授業でも研修でもいいのですが、何かを学ぶ機会があったとします。しかし、それに参加したものの、そこで学んだ知識を仕事などで活用できなかったとします。その場合の原因はどこにあるでしょうか?

ひとつは「授業や研修のやり方」と考えることができます。「教え方が悪い」ので、学習者は学んだ成果を活かせないということです。

もうひとつは「学習者(受講生)」を原因とすることもできるでしょう。教え方はよいのに、しっかり学んでいないから、学んだ成果を活かせないということです。

教育に関する分野で研究していると、色々な立場はあれど結果的には先ほど示した二つの視点が多いのかなと思います。研究キーワードでいうと「学習転移(transfer)」に関するものだと思います。ざっくりいえば「ある場所で学んだことを他の場所でも活かす」ということについて考える領域といえると思います。

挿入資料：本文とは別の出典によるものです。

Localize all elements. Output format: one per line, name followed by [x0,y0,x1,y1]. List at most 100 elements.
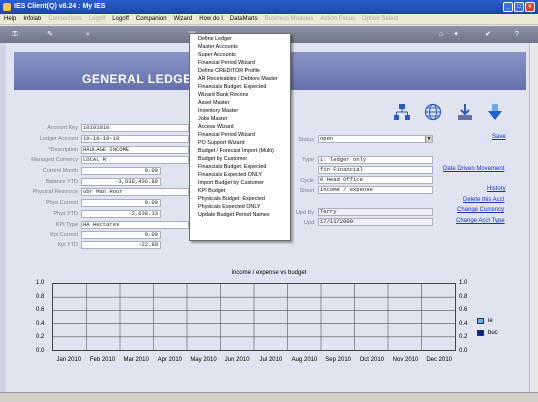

ただ、先日経営学に近い分野での「研修」における「学習転移」の研究群を読んだときにこれ以外のアプローチがあるのだということに気がつき、それがとても新鮮でした。それは以下のような考え方です。

学んだ成果を活かせないのは、「教え方」や「学習者」の問題だけでなく、その知識を活用するような場が「職場にないからだ」と考えるアプローチです。

つまり、どんなによい教え方をして、どんなによく学んでも、それを活用する先がその知識やスキルを受け入れるような環境でなくては、知識を活用しませんよということです。

言われてみれば当たり前かもしれませんが、個人的にはなるほどと思う視点でした。

少し話は飛躍するかもしれませんが、この視点は今後の大学教育を考える上でも重要になるのではないかと思いました。

大学教育の「教え方」や、大学生の「学び」がいかに促進されようとも、その先の「職場」がそこで得た知識を活用できるような場でなければ、活かすことができないのではないかということです。

「新しい知識やスキルを持った人材を育成してほしい」ということは、裏を返せば、「そうした人材を受け入れる」という覚悟が必要になります。その覚悟がなければ、教え方も学びも活きてこないのではないでしょうか。

一番よいのは、知識を活用する先が「新たな知識やスキルの重要性を理解」しており、それに適した「教授法」がとられ、学習者の「深い学び」が促されることでしょう。なかなか難しいことではありますが、どれかひとつだけ取り出して問題化してもなかなか先に進まないような気がしています。

これらの3つがうまくまわるようなサイクルはいかなるものかについて考えていきたいなと思っています。